Result handling is stricter than generation

The workflow does not consider a bug “done” just because it managed to generate a test.

A generated repro only becomes complete after two things happen:

the Playwright run finishes
the result is posted back successfully

Only then does the workflow update its processed-bug cache.

That rule prevents an easy failure mode where generation succeeds, execution fails, feedback fails, and the bug quietly disappears from future runs because the cache was updated too early.

The cache update is intentionally late:

  
if (playwrightRunSucceeded && commentPostedSuccessfully) {
  cache.processedBugIds.push(bugId);
}

What comes back out

The output is intentionally small and explicit:

reproduced
not reproduced
reproduction failed
insufficient information

Alongside that status, the workflow uploads the usual browser evidence so the work item can point back to something real: logs, reports, screenshots, and the workflow run itself.

That makes the workflow useful as a first-pass investigation tool, not just as a status generator.
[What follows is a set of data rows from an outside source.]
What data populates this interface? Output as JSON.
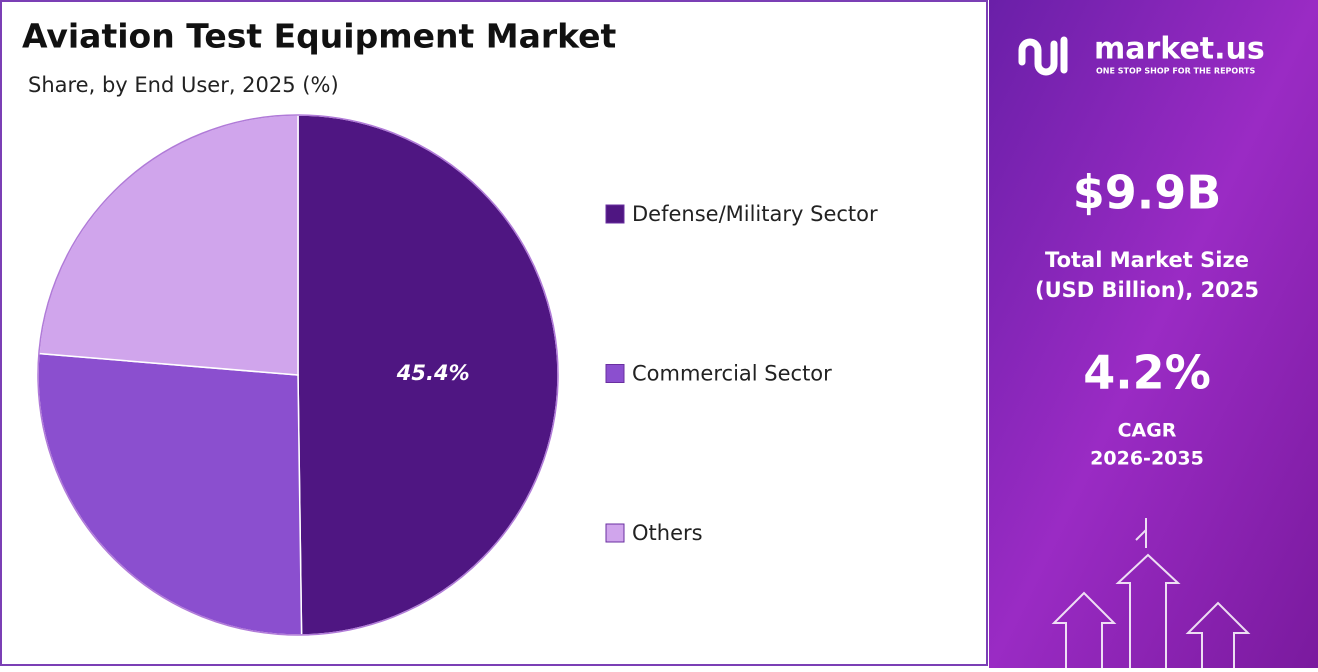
{
  "chart_data": {
    "type": "pie",
    "title": "Aviation Test Equipment Market",
    "subtitle": "Share, by End User, 2025 (%)",
    "categories": [
      "Defense/Military Sector",
      "Commercial Sector",
      "Others"
    ],
    "values": [
      45.4,
      24.2,
      21.6
    ],
    "value_labels": [
      "45.4%",
      null,
      null
    ],
    "colors": [
      "#4f1682",
      "#8b4fcf",
      "#d0a5ec"
    ]
  },
  "panel": {
    "brand": "market.us",
    "tagline": "ONE STOP SHOP FOR THE REPORTS",
    "market_size": "$9.9B",
    "market_size_label": [
      "Total Market Size",
      "(USD Billion), 2025"
    ],
    "cagr": "4.2%",
    "cagr_label": "CAGR",
    "cagr_period": "2026-2035"
  }
}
Why this is a good fit for an agentic workflow

This kind of workflow sits in an awkward middle ground if you try to build it as pure scripting.

It has to combine:

Azure DevOps work item data
cache state
judgment about whether a report is automatable
generation of a focused browser test
deterministic execution and feedback

That is where the agent helps. It handles the messy interpretation step. Everything after that goes back to normal, predictable code.

That balance is what makes the workflow useful. It uses the agent where flexibility helps and avoids using the agent where repeatability matters more.

blog, development, github, actions, ai, testing

This post is licensed under CC BY 4.0 by the author.